There’s been a lot going on, and we’ve been on a bit of a hiatus. But something grabbed out attention today: an analysis of the election by Baker’s campaign guru posted online. It a blow-by-blow version of Baker’s side of the story, told in the same cynical sort of way you might expect a DC consultant to tell his friends how he won the Cherokee Nation election.
There are a few telling quotes from the self-proclaimed mastermind of Baker’s victory, Dane Strother. He said that Baker was very obedient to the strategy handed down from DC: “…he proved to be one of the few clients I’ve had in my 25 years who completely placed the strategy in the hands of his consultants. He did not second guess us once.”
|Dane Strother and Baker confidant/consultant Kayln Free|
Which makes us wonder which consultants are handling the strategy of the Cherokee Nation now?
Anyway, Strother walks us through his version of the Cherforce One issue, which he acknowledges was a side issue that they used to distract from Smith’s track record.
Basically the article is the winner’s version of events, and a way for Strother to gloat about how good a job he did making Baker our Chief. And he’s entitled to brag, because the results speak for themselves.

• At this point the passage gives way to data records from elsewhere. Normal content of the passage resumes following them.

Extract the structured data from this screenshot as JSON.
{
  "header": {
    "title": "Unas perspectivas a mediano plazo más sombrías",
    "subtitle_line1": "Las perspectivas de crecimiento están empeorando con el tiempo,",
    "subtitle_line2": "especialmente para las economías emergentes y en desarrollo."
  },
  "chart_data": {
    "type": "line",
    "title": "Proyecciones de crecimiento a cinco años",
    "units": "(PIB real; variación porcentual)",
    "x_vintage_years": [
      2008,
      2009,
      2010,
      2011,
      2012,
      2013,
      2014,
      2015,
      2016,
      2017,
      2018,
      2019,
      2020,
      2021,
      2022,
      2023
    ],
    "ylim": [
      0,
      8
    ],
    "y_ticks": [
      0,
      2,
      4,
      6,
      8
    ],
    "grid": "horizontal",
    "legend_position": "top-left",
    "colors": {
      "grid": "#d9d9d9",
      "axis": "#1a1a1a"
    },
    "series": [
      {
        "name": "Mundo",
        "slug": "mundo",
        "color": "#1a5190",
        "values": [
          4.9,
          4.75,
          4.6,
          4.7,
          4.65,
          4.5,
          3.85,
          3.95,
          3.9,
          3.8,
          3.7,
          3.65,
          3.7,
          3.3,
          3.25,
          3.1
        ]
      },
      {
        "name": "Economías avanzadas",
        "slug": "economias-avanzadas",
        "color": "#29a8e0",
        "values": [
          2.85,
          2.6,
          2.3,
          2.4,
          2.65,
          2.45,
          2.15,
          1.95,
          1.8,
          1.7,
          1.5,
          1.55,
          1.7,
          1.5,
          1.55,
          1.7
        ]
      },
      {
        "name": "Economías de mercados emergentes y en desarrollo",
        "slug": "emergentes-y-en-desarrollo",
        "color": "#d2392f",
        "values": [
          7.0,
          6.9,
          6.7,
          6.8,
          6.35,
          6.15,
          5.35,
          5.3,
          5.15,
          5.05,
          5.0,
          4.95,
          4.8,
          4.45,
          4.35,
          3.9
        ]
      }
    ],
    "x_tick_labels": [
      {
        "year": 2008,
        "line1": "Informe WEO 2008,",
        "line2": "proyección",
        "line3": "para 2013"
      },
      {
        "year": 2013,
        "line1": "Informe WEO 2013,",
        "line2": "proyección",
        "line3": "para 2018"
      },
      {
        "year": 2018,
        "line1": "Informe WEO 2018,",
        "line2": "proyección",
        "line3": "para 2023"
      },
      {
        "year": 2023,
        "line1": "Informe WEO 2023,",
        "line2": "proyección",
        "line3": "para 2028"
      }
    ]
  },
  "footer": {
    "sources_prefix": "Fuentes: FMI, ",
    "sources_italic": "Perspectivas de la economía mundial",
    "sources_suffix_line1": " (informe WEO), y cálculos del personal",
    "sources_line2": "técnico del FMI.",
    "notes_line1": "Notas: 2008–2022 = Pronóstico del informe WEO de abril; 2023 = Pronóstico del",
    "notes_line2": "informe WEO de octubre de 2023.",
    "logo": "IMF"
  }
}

But as Cherokees, we have to wonder if this is a direction we are comfortable choosing. Strother uses lots of patronizing phrases to talk about how he brought Cherokee campaigns into the modern era. Thanks for bringing Facebook to the 14 counties, Dane!
|Facebook founder thanks Strother for bringing FB to the Cherokees|
To us, you are even bigger than Mark Zuckerberg!
The article is interesting reading, keeping in mind that it is the Baker/Strother version of events, especially when he gets into the freedmen issue later on. And it’s telling that Baker/Strother still can’t let go of the idea that the Supreme Court screwing Baker (Smith probably has more of a grudge to hold).
The story is written to glorify all the obstacles, real and imagined, that the great Dane Strother was able to overcome to guide his non-strategic candidate to victory. Like any such story, it’s mostly illuminating for the perception Strother and Baker have of Cherokees (people who can be convinced with modern day smoke and mirrors) and how much of a hero Strother thinks he is for handing Baker a victory.